This workshop had three objectives:
(1) To deepen the knowledge base of how systemic changes toward a more sustainable society can take place;
(2) To assemble the empirical findings from local practices in sustainable well-being that are being demonstrated in localities across North America and internationally;
(3) To examine the above findings through the lenses of critical theory, policy making, business strategy, technology assessment, sustainability education, and others, with an eye toward identifying those that have potential for mainstreaming and promoting systemic change.
Click here for the final report of the workshop.
More details, including the agenda, the list of participants, and presentations, are available on the workshop website: http://scorai2012.wordpress.com/
KEY INSIGHTS FROM THE CONFERENCE INCLUDE THE FOLLOWING:
- Sustainable consumption is a political issue. Is it appropriate / useful as a term?
- Sustainable consumption and production are one system – they cannot be disconnected.
- Norms, emotions and structures (e.g., trust, social context, social practices and identities, policies, choice architecture, land use & transportation planning, macroeconomic and development paradigms, business models) are critically important in determining individual behaviour.
- Individuals are citizens not just consumers. We need to support building citizenship.
- Individual actions become deeper changes when an individual is embedded within a group that reinforces virtuous behaviour.
- Collaboration and sharing are key approaches to shifting production and consumption systems – these are encouraged by, for example, creating the culture and architecture for sharing.
- Institutional consumers are powerful in shifting demand and influencing supply chains, for example, through their procurement / purchasing policies.
- Transparency along the supply chain is important.
- We need to move towards building a movement beyond our silos to identify strategic leverage points for interventions, to scale up our efforts, and to achieve big-picture systemic change.
- A balance between organic / emergent approachesandstrategic approaches is necessary.
- It is important to look for unexpected allies in building a movement / creating a coalition of the unexpected (marketers, multicultural).
- There is no strong evidence that initiatives / projects in alternative lifestyles and systems of provisioning significantly reduce material consumption and ecological footprints; however, some emergent evidence supports the idea that such projects have other important effects that would be relevant to a transition toward a post-consumer sustainable society.
- Some ways to increase the power of grassroots and other local initiatives is for activists to break down the sectors and project silos and to engage in hybrid projects that include multiple activist organizations, local businesses, policy makers, politicians and others.
- Food is a powerful entry point for engaging people on sustainable consumption & production.

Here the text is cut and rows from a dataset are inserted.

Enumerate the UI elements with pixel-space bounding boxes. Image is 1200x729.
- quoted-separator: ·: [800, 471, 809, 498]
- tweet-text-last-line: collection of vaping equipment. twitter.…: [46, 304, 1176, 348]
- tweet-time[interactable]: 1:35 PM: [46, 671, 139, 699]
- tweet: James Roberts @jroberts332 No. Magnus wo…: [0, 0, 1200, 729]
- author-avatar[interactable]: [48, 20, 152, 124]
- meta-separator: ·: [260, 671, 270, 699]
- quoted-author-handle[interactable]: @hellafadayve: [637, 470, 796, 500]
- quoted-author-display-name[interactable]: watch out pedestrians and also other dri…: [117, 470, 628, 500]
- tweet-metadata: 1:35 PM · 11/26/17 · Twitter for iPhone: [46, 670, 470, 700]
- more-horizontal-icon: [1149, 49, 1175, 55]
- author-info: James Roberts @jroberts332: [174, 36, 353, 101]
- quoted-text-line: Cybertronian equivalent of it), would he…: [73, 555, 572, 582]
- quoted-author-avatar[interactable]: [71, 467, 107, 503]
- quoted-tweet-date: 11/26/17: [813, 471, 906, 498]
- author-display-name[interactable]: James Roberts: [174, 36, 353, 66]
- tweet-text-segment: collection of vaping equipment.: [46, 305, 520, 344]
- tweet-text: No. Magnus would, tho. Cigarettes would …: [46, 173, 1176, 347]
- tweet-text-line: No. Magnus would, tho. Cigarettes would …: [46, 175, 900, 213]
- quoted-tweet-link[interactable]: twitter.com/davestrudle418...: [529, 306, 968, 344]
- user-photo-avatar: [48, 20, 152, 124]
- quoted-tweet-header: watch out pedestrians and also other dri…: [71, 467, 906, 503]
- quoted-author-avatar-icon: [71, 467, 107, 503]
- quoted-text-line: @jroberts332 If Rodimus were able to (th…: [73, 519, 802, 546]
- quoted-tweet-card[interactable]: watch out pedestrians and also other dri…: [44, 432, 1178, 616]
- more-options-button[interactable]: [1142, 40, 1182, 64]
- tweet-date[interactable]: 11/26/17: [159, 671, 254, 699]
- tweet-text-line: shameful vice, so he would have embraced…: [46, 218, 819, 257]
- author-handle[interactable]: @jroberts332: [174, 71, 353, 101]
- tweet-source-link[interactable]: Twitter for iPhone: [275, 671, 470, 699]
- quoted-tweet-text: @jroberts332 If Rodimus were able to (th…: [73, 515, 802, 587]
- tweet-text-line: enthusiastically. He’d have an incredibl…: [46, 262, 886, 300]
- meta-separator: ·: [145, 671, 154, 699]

- A positive approach and vision is necessary for motivating and spurring social change (regenerative vs. limits, ‘more of what matters’, mindfulness, satiability, value). This requires proper framing, new narratives, stories and making a business case for change – how can we support the transition to sustainable consumption? What frames and messages work?

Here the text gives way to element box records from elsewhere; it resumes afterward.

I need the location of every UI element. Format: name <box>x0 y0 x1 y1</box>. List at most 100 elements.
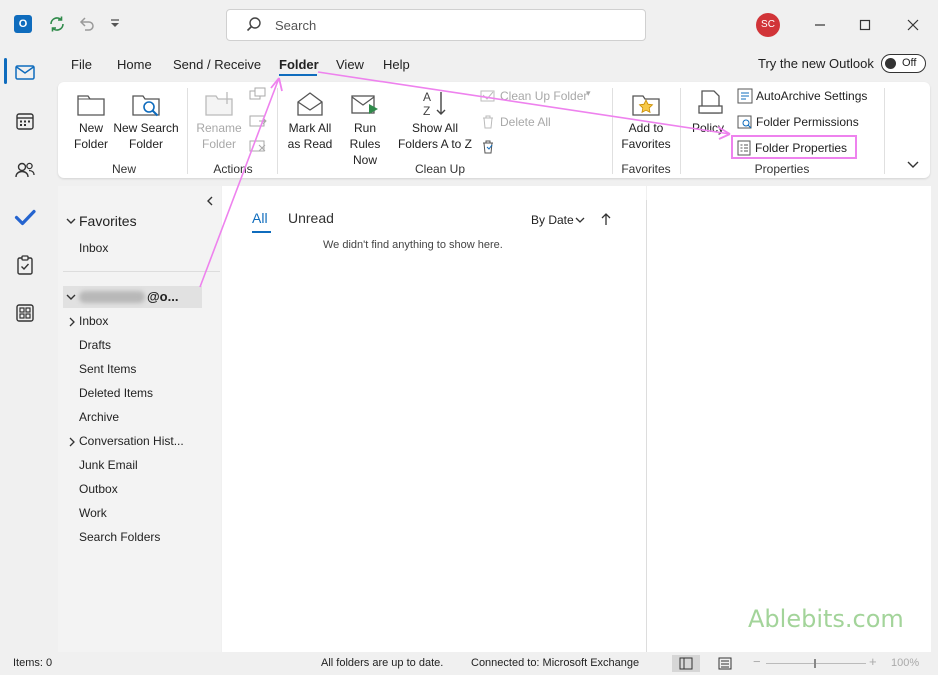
ribbon-separator <box>680 88 681 174</box>
undo-icon[interactable] <box>77 14 97 34</box>
tab-home[interactable]: Home <box>117 57 152 72</box>
clean-up-folder-button[interactable]: Clean Up Folder ▾ <box>480 88 600 104</box>
zoom-level[interactable]: 100% <box>891 657 919 669</box>
folder-permissions-button[interactable]: Folder Permissions <box>737 113 867 131</box>
folder-work[interactable]: Work <box>79 506 107 520</box>
folder-inbox[interactable]: Inbox <box>79 314 108 328</box>
delete-folder-icon[interactable] <box>249 138 267 154</box>
tab-view[interactable]: View <box>336 57 364 72</box>
folder-outbox[interactable]: Outbox <box>79 482 118 496</box>
copy-folder-icon[interactable] <box>249 87 267 103</box>
chevron-right-icon[interactable] <box>67 316 77 328</box>
delete-all-icon <box>483 115 493 129</box>
rename-folder-button[interactable]: Rename Folder <box>193 88 245 160</box>
ribbon-separator <box>612 88 613 174</box>
mail-icon[interactable] <box>13 60 37 84</box>
sort-direction-up-icon[interactable] <box>600 211 612 227</box>
folder-search-folders[interactable]: Search Folders <box>79 530 160 544</box>
sort-az-icon: AZ <box>423 90 446 118</box>
nav-divider <box>63 271 220 272</box>
group-label-clean-up: Clean Up <box>414 162 466 176</box>
account-header[interactable]: @o... <box>63 286 202 308</box>
favorites-header[interactable]: Favorites <box>79 213 137 229</box>
run-rules-button[interactable]: Run Rules Now <box>337 88 393 167</box>
chevron-down-icon[interactable] <box>65 215 77 227</box>
chevron-right-icon[interactable] <box>67 436 77 448</box>
reading-view-icon[interactable] <box>718 657 732 670</box>
tab-send-receive[interactable]: Send / Receive <box>173 57 261 72</box>
folder-sent-items[interactable]: Sent Items <box>79 362 136 376</box>
svg-text:A: A <box>423 90 431 104</box>
sort-by-date[interactable]: By Date <box>531 213 574 227</box>
chevron-down-icon[interactable] <box>574 215 586 225</box>
mark-all-read-icon <box>297 92 323 116</box>
move-folder-icon[interactable] <box>249 113 267 129</box>
show-all-folders-button[interactable]: AZ Show All Folders A to Z <box>396 88 474 160</box>
rename-folder-icon <box>205 92 233 116</box>
avatar[interactable]: SC <box>756 13 780 37</box>
mark-all-read-label: Mark All as Read <box>287 121 333 151</box>
collapse-pane-chevron-icon[interactable] <box>205 195 215 207</box>
delete-all-label: Delete All <box>500 115 551 129</box>
mark-all-read-button[interactable]: Mark All as Read <box>284 88 336 160</box>
zoom-slider[interactable] <box>766 663 866 664</box>
delete-all-button[interactable]: Delete All <box>480 114 560 130</box>
group-label-new: New <box>111 162 136 176</box>
new-search-folder-button[interactable]: New Search Folder <box>113 88 179 160</box>
outlook-icon: O <box>14 15 32 33</box>
search-icon <box>245 16 263 34</box>
normal-view-button[interactable] <box>672 655 700 672</box>
policy-button[interactable]: Policy <box>690 88 730 138</box>
chevron-down-icon <box>66 294 76 300</box>
search-box[interactable]: Search <box>226 9 646 41</box>
new-folder-button[interactable]: New Folder <box>70 88 112 160</box>
ribbon-separator <box>187 88 188 174</box>
clean-up-folder-icon <box>480 90 495 102</box>
sync-icon[interactable] <box>47 14 67 34</box>
filter-tab-unread[interactable]: Unread <box>288 210 334 226</box>
folder-archive[interactable]: Archive <box>79 410 119 424</box>
group-label-actions: Actions <box>213 162 253 176</box>
group-label-favorites: Favorites <box>621 162 671 176</box>
folder-properties-icon <box>737 140 751 156</box>
status-connection: Connected to: Microsoft Exchange <box>471 657 640 669</box>
tab-file[interactable]: File <box>71 57 92 72</box>
folder-drafts[interactable]: Drafts <box>79 338 111 352</box>
reading-pane <box>647 186 931 652</box>
rail-active-indicator <box>4 58 7 84</box>
folder-junk-email[interactable]: Junk Email <box>79 458 138 472</box>
people-icon[interactable] <box>13 158 37 182</box>
zoom-out-icon[interactable]: − <box>753 654 761 669</box>
folder-permissions-label: Folder Permissions <box>756 115 859 129</box>
maximize-icon[interactable] <box>853 13 877 37</box>
todo-icon[interactable] <box>13 205 37 229</box>
new-folder-icon <box>77 95 105 116</box>
tab-folder[interactable]: Folder <box>279 57 319 72</box>
new-outlook-toggle[interactable]: Off <box>881 54 926 73</box>
folder-conversation-history[interactable]: Conversation Hist... <box>79 434 184 448</box>
close-icon[interactable] <box>901 13 925 37</box>
tasks-icon[interactable] <box>13 253 37 277</box>
apps-icon[interactable] <box>13 301 37 325</box>
message-list <box>222 186 646 652</box>
normal-view-icon <box>679 657 693 670</box>
folder-deleted-items[interactable]: Deleted Items <box>79 386 153 400</box>
autoarchive-settings-button[interactable]: AutoArchive Settings <box>737 87 877 105</box>
recover-deleted-icon[interactable] <box>480 139 496 155</box>
filter-tab-all[interactable]: All <box>252 210 268 226</box>
new-search-folder-icon <box>132 95 160 117</box>
add-to-favorites-button[interactable]: Add to Favorites <box>619 88 673 160</box>
account-email-suffix: @o... <box>147 289 179 304</box>
favorites-inbox[interactable]: Inbox <box>79 241 108 255</box>
folder-properties-button[interactable]: Folder Properties <box>731 135 857 159</box>
zoom-in-icon[interactable]: + <box>869 654 877 669</box>
zoom-slider-thumb[interactable] <box>814 659 816 668</box>
customize-qat-icon[interactable] <box>105 14 125 34</box>
app-rail <box>0 50 50 650</box>
try-new-outlook-label: Try the new Outlook <box>758 56 874 71</box>
ribbon-expand-chevron-icon[interactable] <box>906 159 920 171</box>
minimize-icon[interactable] <box>808 13 832 37</box>
tab-help[interactable]: Help <box>383 57 410 72</box>
add-to-favorites-label: Add to Favorites <box>621 121 671 151</box>
calendar-icon[interactable] <box>13 109 37 133</box>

- Empirical evidence shows that we, in affluent countries and at the global scale, are overconsuming; there are US survey results that support our work in shifting from overconsumption – a majority of US survey respondents agree that the country would be better off if they consumed less.
- Keeping in mind that profound social changes have long latency periods, it would seem that relatively little has been accomplished in North America over the past decade in terms of reducing personal consumption, lifestyles changes, and institutional and political shifts.
- We need to focus on the quantity of how much we consume (monitoring for absolute reductions in footprints) to complement the current focus on quality (eco-labeling, certification).